Landois has carried out transfusion between the remotest species, between different families of mammals, and between mammals, birds, and amphibia; from these he drew 'the inference, important for classification of animals, that those animals anatomically most nearly allied have their blood most closely alike.' In fact, 'the destruction of the foreign blood happens the more slowly the more nearly the animals are allied.' 'Thus, in doubtful cases, experiments on transfusion might settle degrees of relationship.
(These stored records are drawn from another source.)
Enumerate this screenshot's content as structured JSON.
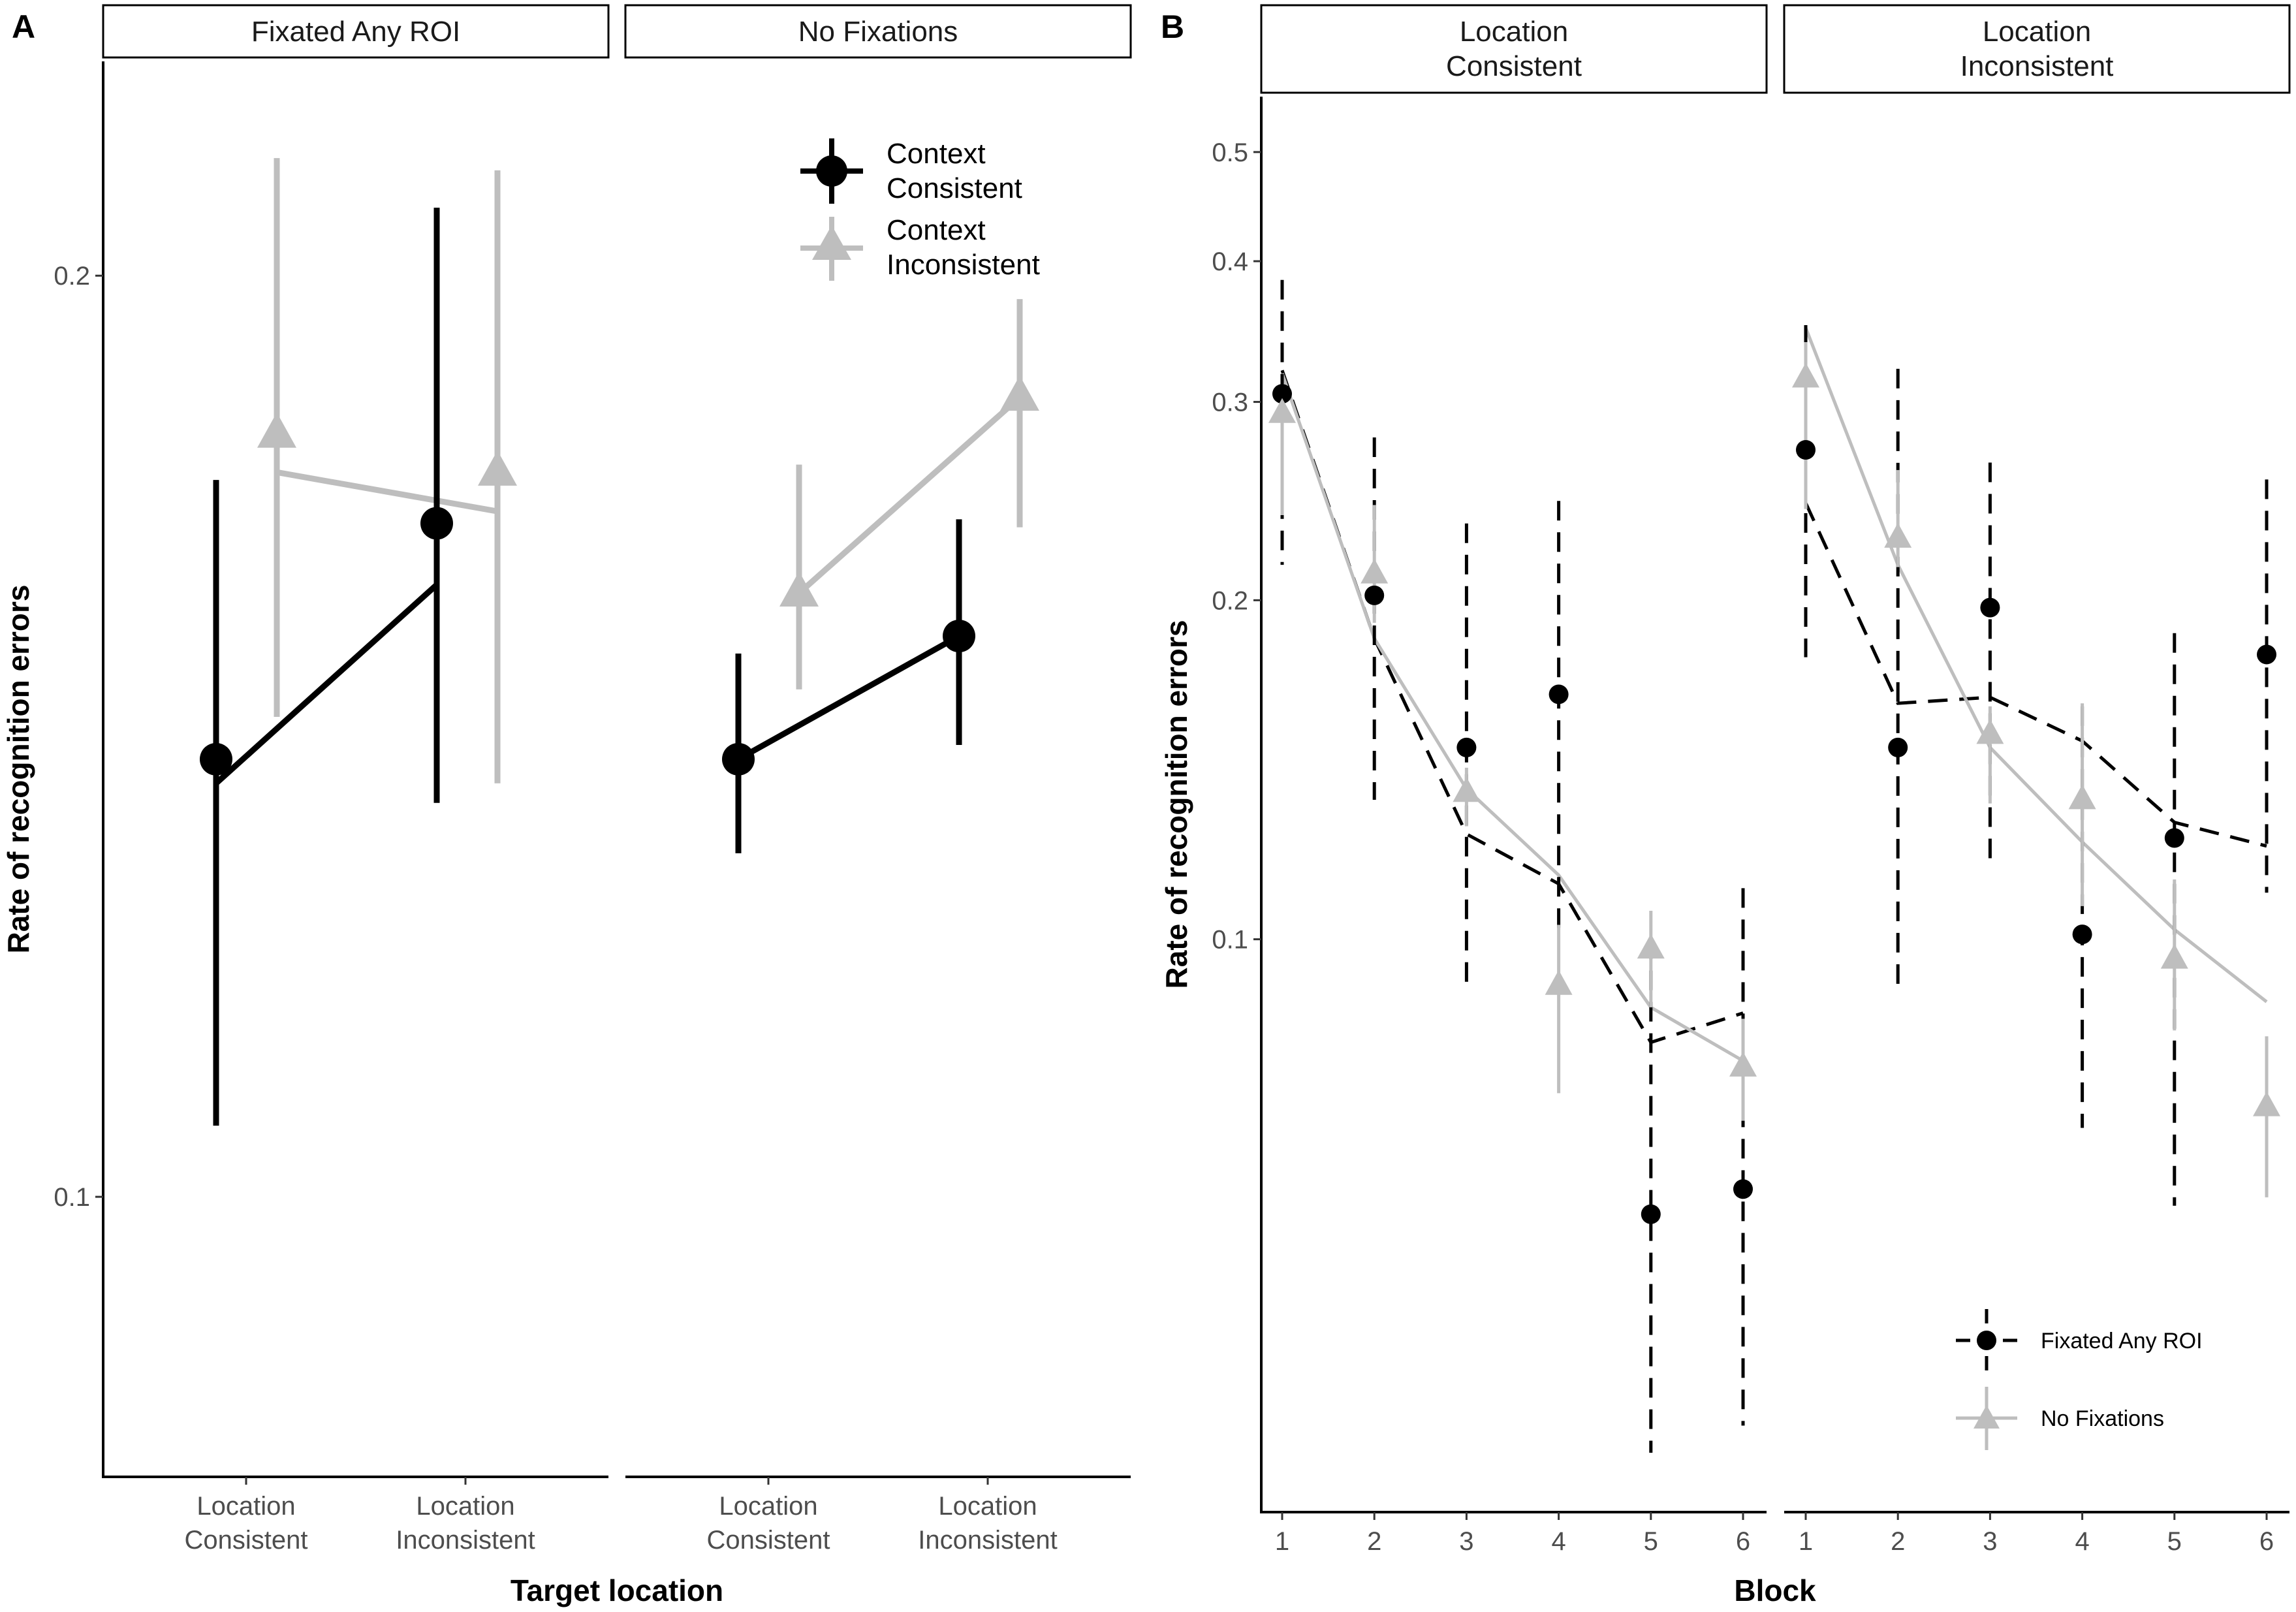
{
  "colors": {
    "consistent": "#000000",
    "inconsistent": "#BEBEBE",
    "strip_border": "#000000"
  },
  "chart_data": [
    {
      "panel": "A",
      "type": "line",
      "panel_label": "A",
      "facets": [
        "Fixated Any ROI",
        "No Fixations"
      ],
      "xlabel": "Target location",
      "ylabel": "Rate of recognition errors",
      "y_scale": "log",
      "ylim": [
        0.081,
        0.235
      ],
      "y_ticks": [
        {
          "value": 0.1,
          "label": "0.1"
        },
        {
          "value": 0.2,
          "label": "0.2"
        }
      ],
      "categories": [
        [
          "Location",
          "Consistent"
        ],
        [
          "Location",
          "Inconsistent"
        ]
      ],
      "legend": [
        [
          "Context",
          "Consistent"
        ],
        [
          "Context",
          "Inconsistent"
        ]
      ],
      "legend_position": "top-right",
      "series": [
        {
          "name": "Context Consistent",
          "key": "consistent",
          "marker": "circle",
          "dash": "solid",
          "facets": [
            {
              "point": [
                0.139,
                0.166
              ],
              "line": [
                0.1365,
                0.1585
              ],
              "lower": [
                0.1055,
                0.1345
              ],
              "upper": [
                0.1715,
                0.2105
              ]
            },
            {
              "point": [
                0.139,
                0.1525
              ],
              "line": [
                0.139,
                0.1525
              ],
              "lower": [
                0.1295,
                0.1405
              ],
              "upper": [
                0.1505,
                0.1665
              ]
            }
          ]
        },
        {
          "name": "Context Inconsistent",
          "key": "inconsistent",
          "marker": "triangle",
          "dash": "solid",
          "facets": [
            {
              "point": [
                0.1775,
                0.1725
              ],
              "line": [
                0.1725,
                0.1675
              ],
              "lower": [
                0.1435,
                0.1365
              ],
              "upper": [
                0.2185,
                0.2165
              ]
            },
            {
              "point": [
                0.1575,
                0.1825
              ],
              "line": [
                0.1575,
                0.1825
              ],
              "lower": [
                0.1465,
                0.1655
              ],
              "upper": [
                0.1735,
                0.1965
              ]
            }
          ]
        }
      ]
    },
    {
      "panel": "B",
      "type": "line",
      "panel_label": "B",
      "facets": [
        [
          "Location",
          "Consistent"
        ],
        [
          "Location",
          "Inconsistent"
        ]
      ],
      "xlabel": "Block",
      "ylabel": "Rate of recognition errors",
      "y_scale": "log",
      "ylim": [
        0.031,
        0.56
      ],
      "y_ticks": [
        {
          "value": 0.1,
          "label": "0.1"
        },
        {
          "value": 0.2,
          "label": "0.2"
        },
        {
          "value": 0.3,
          "label": "0.3"
        },
        {
          "value": 0.4,
          "label": "0.4"
        },
        {
          "value": 0.5,
          "label": "0.5"
        }
      ],
      "x": [
        1,
        2,
        3,
        4,
        5,
        6
      ],
      "legend": [
        "Fixated Any ROI",
        "No Fixations"
      ],
      "legend_position": "bottom-right",
      "series": [
        {
          "name": "Fixated Any ROI",
          "key": "consistent",
          "marker": "circle",
          "dash": "dashed",
          "facets": [
            {
              "point": [
                0.305,
                0.202,
                0.148,
                0.165,
                0.057,
                0.06
              ],
              "line": [
                0.32,
                0.185,
                0.124,
                0.112,
                0.081,
                0.086
              ],
              "lower": [
                0.215,
                0.133,
                0.091,
                0.1,
                0.035,
                0.037
              ],
              "upper": [
                0.385,
                0.279,
                0.234,
                0.245,
                0.1,
                0.111
              ]
            },
            {
              "point": [
                0.272,
                0.148,
                0.197,
                0.101,
                0.123,
                0.179
              ],
              "line": [
                0.244,
                0.162,
                0.164,
                0.15,
                0.127,
                0.121
              ],
              "lower": [
                0.178,
                0.091,
                0.118,
                0.068,
                0.058,
                0.11
              ],
              "upper": [
                0.351,
                0.321,
                0.265,
                0.161,
                0.187,
                0.256
              ]
            }
          ]
        },
        {
          "name": "No Fixations",
          "key": "inconsistent",
          "marker": "triangle",
          "dash": "solid",
          "facets": [
            {
              "point": [
                0.293,
                0.211,
                0.135,
                0.091,
                0.098,
                0.077
              ],
              "line": [
                0.318,
                0.185,
                0.136,
                0.114,
                0.087,
                0.078
              ],
              "lower": [
                0.238,
                0.191,
                0.126,
                0.073,
                0.087,
                0.069
              ],
              "upper": [
                0.307,
                0.243,
                0.142,
                0.103,
                0.106,
                0.085
              ]
            },
            {
              "point": [
                0.315,
                0.227,
                0.152,
                0.133,
                0.096,
                0.071
              ],
              "line": [
                0.349,
                0.215,
                0.148,
                0.122,
                0.102,
                0.088
              ],
              "lower": [
                0.241,
                0.214,
                0.132,
                0.107,
                0.083,
                0.059
              ],
              "upper": [
                0.339,
                0.261,
                0.161,
                0.162,
                0.113,
                0.082
              ]
            }
          ]
        }
      ]
    }
  ]
}
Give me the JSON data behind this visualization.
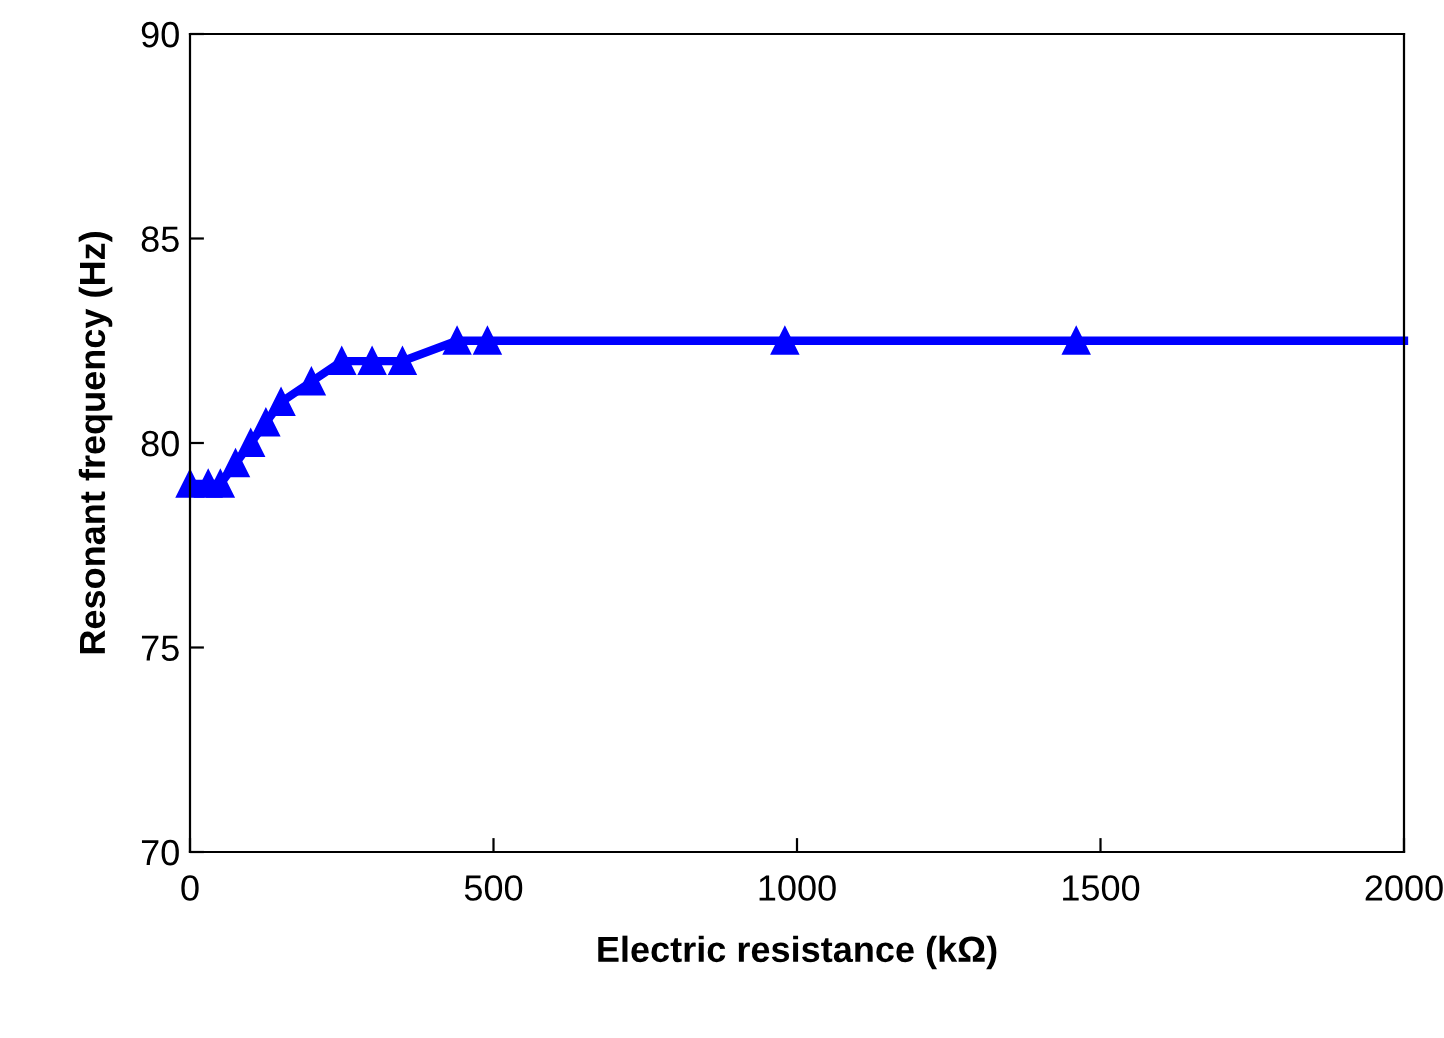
{
  "chart_data": {
    "type": "line",
    "xlabel": "Electric resistance (kΩ)",
    "ylabel": "Resonant frequency (Hz)",
    "xlim": [
      0,
      2000
    ],
    "xticks": [
      0,
      500,
      1000,
      1500,
      2000
    ],
    "ylim": [
      70,
      90
    ],
    "yticks": [
      70,
      75,
      80,
      85,
      90
    ],
    "grid": false,
    "legend": false,
    "marker": "triangle",
    "line_style": "solid",
    "series": [
      {
        "color": "#0000ff",
        "x": [
          0,
          30,
          50,
          75,
          100,
          125,
          150,
          200,
          250,
          300,
          350,
          440,
          490,
          980,
          1460,
          2000
        ],
        "values": [
          79,
          79,
          79,
          79.5,
          80,
          80.5,
          81,
          81.5,
          82,
          82,
          82,
          82.5,
          82.5,
          82.5,
          82.5,
          82.5
        ]
      }
    ]
  }
}
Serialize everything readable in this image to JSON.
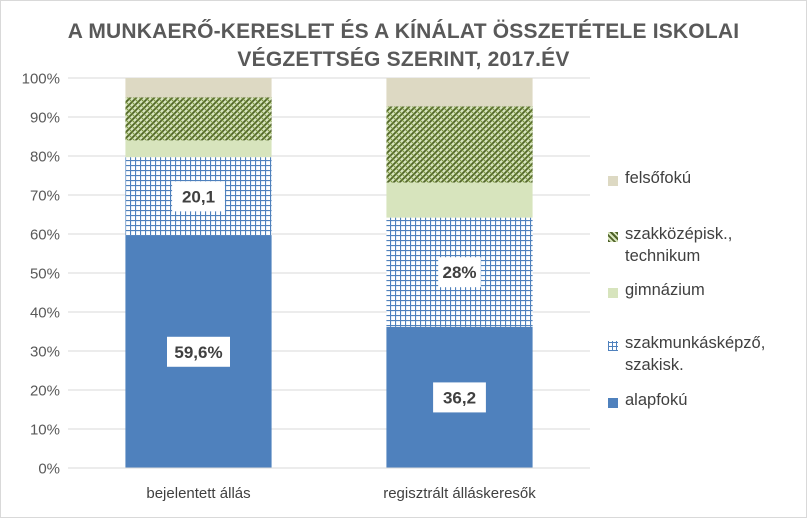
{
  "chart_data": {
    "type": "bar",
    "stacked": true,
    "title_lines": [
      "A MUNKAERŐ-KERESLET ÉS A KÍNÁLAT ÖSSZETÉTELE ISKOLAI",
      "VÉGZETTSÉG SZERINT, 2017.ÉV"
    ],
    "categories": [
      "bejelentett állás",
      "regisztrált álláskeresők"
    ],
    "ylim": [
      0,
      100
    ],
    "yticks": [
      "0%",
      "10%",
      "20%",
      "30%",
      "40%",
      "50%",
      "60%",
      "70%",
      "80%",
      "90%",
      "100%"
    ],
    "grid": true,
    "legend_position": "right",
    "series": [
      {
        "name": "alapfokú",
        "values": [
          59.6,
          36.2
        ],
        "color": "#4f81bd",
        "pattern": "solid",
        "labels": [
          "59,6%",
          "36,2"
        ]
      },
      {
        "name": "szakmunkásképző, szakisk.",
        "values": [
          20.1,
          28.0
        ],
        "color": "#4f81bd",
        "pattern": "grid",
        "labels": [
          "20,1",
          "28%"
        ]
      },
      {
        "name": "gimnázium",
        "values": [
          4.3,
          9.0
        ],
        "color": "#d7e4bd",
        "pattern": "solid",
        "labels": [
          "",
          ""
        ]
      },
      {
        "name": "szakközépisk., technikum",
        "values": [
          11.0,
          19.5
        ],
        "color": "#77933c",
        "pattern": "diagonal",
        "labels": [
          "",
          ""
        ]
      },
      {
        "name": "felsőfokú",
        "values": [
          5.0,
          7.3
        ],
        "color": "#ddd9c3",
        "pattern": "solid",
        "labels": [
          "",
          ""
        ]
      }
    ],
    "legend_order": [
      {
        "name": "felsőfokú",
        "lines": [
          "felsőfokú"
        ]
      },
      {
        "name": "szakközépisk., technikum",
        "lines": [
          "szakközépisk.,",
          "technikum"
        ]
      },
      {
        "name": "gimnázium",
        "lines": [
          "gimnázium"
        ]
      },
      {
        "name": "szakmunkásképző, szakisk.",
        "lines": [
          "szakmunkásképző,",
          "szakisk."
        ]
      },
      {
        "name": "alapfokú",
        "lines": [
          "alapfokú"
        ]
      }
    ]
  }
}
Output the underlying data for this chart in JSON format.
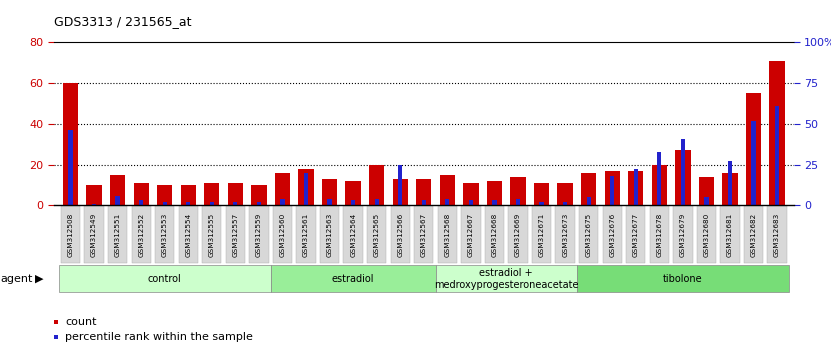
{
  "title": "GDS3313 / 231565_at",
  "samples": [
    "GSM312508",
    "GSM312549",
    "GSM312551",
    "GSM312552",
    "GSM312553",
    "GSM312554",
    "GSM312555",
    "GSM312557",
    "GSM312559",
    "GSM312560",
    "GSM312561",
    "GSM312563",
    "GSM312564",
    "GSM312565",
    "GSM312566",
    "GSM312567",
    "GSM312568",
    "GSM312667",
    "GSM312668",
    "GSM312669",
    "GSM312671",
    "GSM312673",
    "GSM312675",
    "GSM312676",
    "GSM312677",
    "GSM312678",
    "GSM312679",
    "GSM312680",
    "GSM312681",
    "GSM312682",
    "GSM312683"
  ],
  "count_values": [
    60,
    10,
    15,
    11,
    10,
    10,
    11,
    11,
    10,
    16,
    18,
    13,
    12,
    20,
    13,
    13,
    15,
    11,
    12,
    14,
    11,
    11,
    16,
    17,
    17,
    20,
    27,
    14,
    16,
    55,
    71
  ],
  "percentile_values": [
    46,
    1,
    6,
    3,
    2,
    2,
    2,
    2,
    2,
    4,
    20,
    4,
    3,
    4,
    25,
    3,
    4,
    3,
    3,
    4,
    2,
    2,
    5,
    18,
    22,
    33,
    41,
    5,
    27,
    52,
    61
  ],
  "count_color": "#cc0000",
  "percentile_color": "#2222cc",
  "groups": [
    {
      "label": "control",
      "start": 0,
      "end": 9,
      "color": "#ccffcc"
    },
    {
      "label": "estradiol",
      "start": 9,
      "end": 16,
      "color": "#99ee99"
    },
    {
      "label": "estradiol +\nmedroxyprogesteroneacetate",
      "start": 16,
      "end": 22,
      "color": "#ccffcc"
    },
    {
      "label": "tibolone",
      "start": 22,
      "end": 31,
      "color": "#77dd77"
    }
  ],
  "ylim_left": [
    0,
    80
  ],
  "ylim_right": [
    0,
    100
  ],
  "yticks_left": [
    0,
    20,
    40,
    60,
    80
  ],
  "yticks_right": [
    0,
    25,
    50,
    75,
    100
  ],
  "ytick_labels_right": [
    "0",
    "25",
    "50",
    "75",
    "100%"
  ],
  "background_color": "#ffffff",
  "agent_label": "agent",
  "legend_count": "count",
  "legend_pct": "percentile rank within the sample"
}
Between individuals of the same species transfusion is a complete success; when the species are closely allied, the transfused blood disappears only very gradually, and large quantities may be transfused without harm. The further apart the animals may be, in a system of classification, the more violently the destruction of the foreign blood takes place, and the smaller is the quantity that can be endured in the vessels. Thus, in the extent to which blood transfusion may occur, I see a step towards the foundation of a Darwinian theory applied to cells.'
As yet, transplantations and transfusions between animals of different species have been considered with a view to their importance in surgery and in medicine, rather than from their purely physiological side. From the results given above, in which I believe, although there might be drawn from literature contradictory results—in which, however, I cannot feel confident—I am prepared to extend a conclusion to the animal kingdom that is better supported in botany: the conclusion that the cells and tissues possess, in addition to their definite microscopical characters, more general, intrinsic, specific characters, and, that one may speak of the vegetative affinities between tissues exactly as one speaks of the sexual affinities between reproductive cells.